It is time for sin number four in the series on the Collins and Cruickshank paper.
Oh yeah, that one. I just think the focus lies on the wrong thing here. The issue is rather the use of trees and not the method to calculate them. From day one of DNA Barcoding trees have been used to visualize that datasets can be separated into coherent groups mostly corresponding to species. In hindsight that might be considered a mistake as people often associate the depiction of a tree with phylogenetics. However, in most cases there is no assumed direct connection between sequence similarity and evolutionary relationship, nor are NJ-trees in many DNA Barcoding studies intended to infer phylogenetic relationships. The way a barcoder should look at such trees is to focus on the terminals (and their respective homogeneity) and to ignore the remainder of the topology. Lets also not forget that we are looking single, mostly short DNA fragments that exhibit only limited phylogenetic signal. Again, limitations attributed to the choice of neigbour-joining as method are actually caused by an entirely different problem.
Collins and Cruickshank admit that it is important to note at this point that problems with NJ trees are not resolved by using any other tree inference method such as maximum likelihood or parsimony. The problem is with relying on tree topologies and monophyly (in a topological rather than cladistic sense) as an identification criterion. In situations of incomplete lineage sorting and species-level paraphyly, tree-based identification methods will result in ambiguous or incorrect identifications.
We had a seminar in our department and discussed the paper among faculty, postdocs, and students. One thing that came up during our discussions on sin #4 was that we need to be consequent. The use of trees in our studies as visualization tool should be clearly stated as such and we need to avoid to discuss findings using phylogenetic terminology such as monophyletic, paraphyletic etc. The tree is a cluster diagram at best and should be treated accordingly.
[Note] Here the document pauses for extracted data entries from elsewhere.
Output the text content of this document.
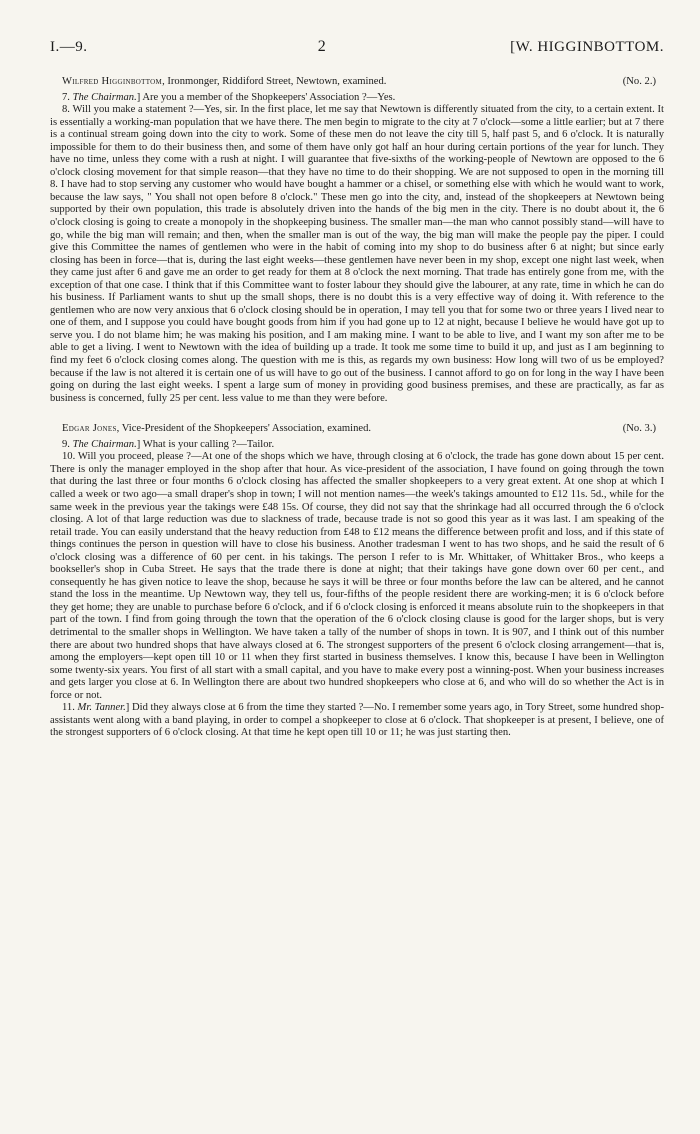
I.—9.	2	[W. HIGGINBOTTOM.
Wilfred Higginbottom, Ironmonger, Riddiford Street, Newtown, examined.	(No. 2.)

7. The Chairman.] Are you a member of the Shopkeepers' Association ?—Yes.

8. Will you make a statement ?—Yes, sir. In the first place, let me say that Newtown is differently situated from the city, to a certain extent. It is essentially a working-man population that we have there. The men begin to migrate to the city at 7 o'clock—some a little earlier; but at 7 there is a continual stream going down into the city to work. Some of these men do not leave the city till 5, half past 5, and 6 o'clock. It is naturally impossible for them to do their business then, and some of them have only got half an hour during certain portions of the year for lunch. They have no time, unless they come with a rush at night. I will guarantee that five-sixths of the working-people of Newtown are opposed to the 6 o'clock closing movement for that simple reason—that they have no time to do their shopping. We are not supposed to open in the morning till 8. I have had to stop serving any customer who would have bought a hammer or a chisel, or something else with which he would want to work, because the law says, " You shall not open before 8 o'clock." These men go into the city, and, instead of the shopkeepers at Newtown being supported by their own population, this trade is absolutely driven into the hands of the big men in the city. There is no doubt about it, the 6 o'clock closing is going to create a monopoly in the shopkeeping business. The smaller man—the man who cannot possibly stand—will have to go, while the big man will remain; and then, when the smaller man is out of the way, the big man will make the people pay the piper. I could give this Committee the names of gentlemen who were in the habit of coming into my shop to do business after 6 at night; but since early closing has been in force—that is, during the last eight weeks—these gentlemen have never been in my shop, except one night last week, when they came just after 6 and gave me an order to get ready for them at 8 o'clock the next morning. That trade has entirely gone from me, with the exception of that one case. I think that if this Committee want to foster labour they should give the labourer, at any rate, time in which he can do his business. If Parliament wants to shut up the small shops, there is no doubt this is a very effective way of doing it. With reference to the gentlemen who are now very anxious that 6 o'clock closing should be in operation, I may tell you that for some two or three years I lived near to one of them, and I suppose you could have bought goods from him if you had gone up to 12 at night, because I believe he would have got up to serve you. I do not blame him; he was making his position, and I am making mine. I want to be able to live, and I want my son after me to be able to get a living. I went to Newtown with the idea of building up a trade. It took me some time to build it up, and just as I am beginning to find my feet 6 o'clock closing comes along. The question with me is this, as regards my own business: How long will two of us be employed? because if the law is not altered it is certain one of us will have to go out of the business. I cannot afford to go on for long in the way I have been going on during the last eight weeks. I spent a large sum of money in providing good business premises, and these are practically, as far as business is concerned, fully 25 per cent. less value to me than they were before.

Edgar Jones, Vice-President of the Shopkeepers' Association, examined.	(No. 3.)

9. The Chairman.] What is your calling ?—Tailor.

10. Will you proceed, please ?—At one of the shops which we have, through closing at 6 o'clock, the trade has gone down about 15 per cent. There is only the manager employed in the shop after that hour. As vice-president of the association, I have found on going through the town that during the last three or four months 6 o'clock closing has affected the smaller shopkeepers to a very great extent. At one shop at which I called a week or two ago—a small draper's shop in town; I will not mention names—the week's takings amounted to £12 11s. 5d., while for the same week in the previous year the takings were £48 15s. Of course, they did not say that the shrinkage had all occurred through the 6 o'clock closing. A lot of that large reduction was due to slackness of trade, because trade is not so good this year as it was last. I am speaking of the retail trade. You can easily understand that the heavy reduction from £48 to £12 means the difference between profit and loss, and if this state of things continues the person in question will have to close his business. Another tradesman I went to has two shops, and he said the result of 6 o'clock closing was a difference of 60 per cent. in his takings. The person I refer to is Mr. Whittaker, of Whittaker Bros., who keeps a bookseller's shop in Cuba Street. He says that the trade there is done at night; that their takings have gone down over 60 per cent., and consequently he has given notice to leave the shop, because he says it will be three or four months before the law can be altered, and he cannot stand the loss in the meantime. Up Newtown way, they tell us, four-fifths of the people resident there are working-men; it is 6 o'clock before they get home; they are unable to purchase before 6 o'clock, and if 6 o'clock closing is enforced it means absolute ruin to the shopkeepers in that part of the town. I find from going through the town that the operation of the 6 o'clock closing clause is good for the larger shops, but is very detrimental to the smaller shops in Wellington. We have taken a tally of the number of shops in town. It is 907, and I think out of this number there are about two hundred shops that have always closed at 6. The strongest supporters of the present 6 o'clock closing arrangement—that is, among the employers—kept open till 10 or 11 when they first started in business themselves. I know this, because I have been in Wellington some twenty-six years. You first of all start with a small capital, and you have to make every post a winning-post. When your business increases and gets larger you close at 6. In Wellington there are about two hundred shopkeepers who close at 6, and who will do so whether the Act is in force or not.

11. Mr. Tanner.] Did they always close at 6 from the time they started ?—No. I remember some years ago, in Tory Street, some hundred shop-assistants went along with a band playing, in order to compel a shopkeeper to close at 6 o'clock. That shopkeeper is at present, I believe, one of the strongest supporters of 6 o'clock closing. At that time he kept open till 10 or 11; he was just starting then.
That leaves us with an important question. What alternatives to trees do we have to visualize DNA Barcoding data at large? This becomes even more important in the light of the ever growing datasets at hand. Trees are seriously limited when it comes to the display of thousands of terminals. Collins and Cruickshank provide some suggestions of tree-free methods.
People in the DNA barcoding community have been thinking about this already for a while. In 2006 Mark Stoeckle provided a few suggestions to visualize large datasets in his blog - and he continued to provide new ideas that might overcome the limitation of trees especially when it comes to large amounts of data. Probably the most promising approach was the use of a heat map which due to its unique appearance was named Klee-diagram. The method is based on the transformation of DNA sequence information into binary vectors.
A heat map of the correlations of the vectors provides a visual display among sequences. What I like most about the heat maps, false-color maps, or Klee-diagrams is that they are powerful visualizations of large data sets that do not require a lot of space. They are scalable and it doesn't really matter what the input is. If you prefer vectorized sequences or distance values it won't matter. 2011 I gave a talk on the potential of this method.
|Comparison of a tree and a heat map depicting the |
same data set (470 COI sequences of fish species)
I've stated it above - this is not why so many papers show NJ-Trees for DNA Barcodes. Mostly it is meant to show the cohesiveness of species groups and a tree is certainly a very intuitive way of doing that. In addition NJ is computationally the fastest way. All other methods proposed at this point (at least the tree building ones) are far too slow to provide an alternative.
So, whats the take-home message. Neighbour joining is for sure not a perfect method although everything depends on what our intention is. When it comes to writing up the result section in our manuscript we should ask us the question what we want to present and we need to state that clearly. If it is supposed to be a visualization of our dataset there are alternatives to trees especially if we have a large dataset. If we intend to do phylogenetics we need to think about alternatives. In such a case I usually don't bother about distance or character-based methods and use other more comprehensive approaches (e.g. Maximum Likelihood).There is just one problem - one marker such as COI is usually not enough to do phylogenetics which means back to the drawing board.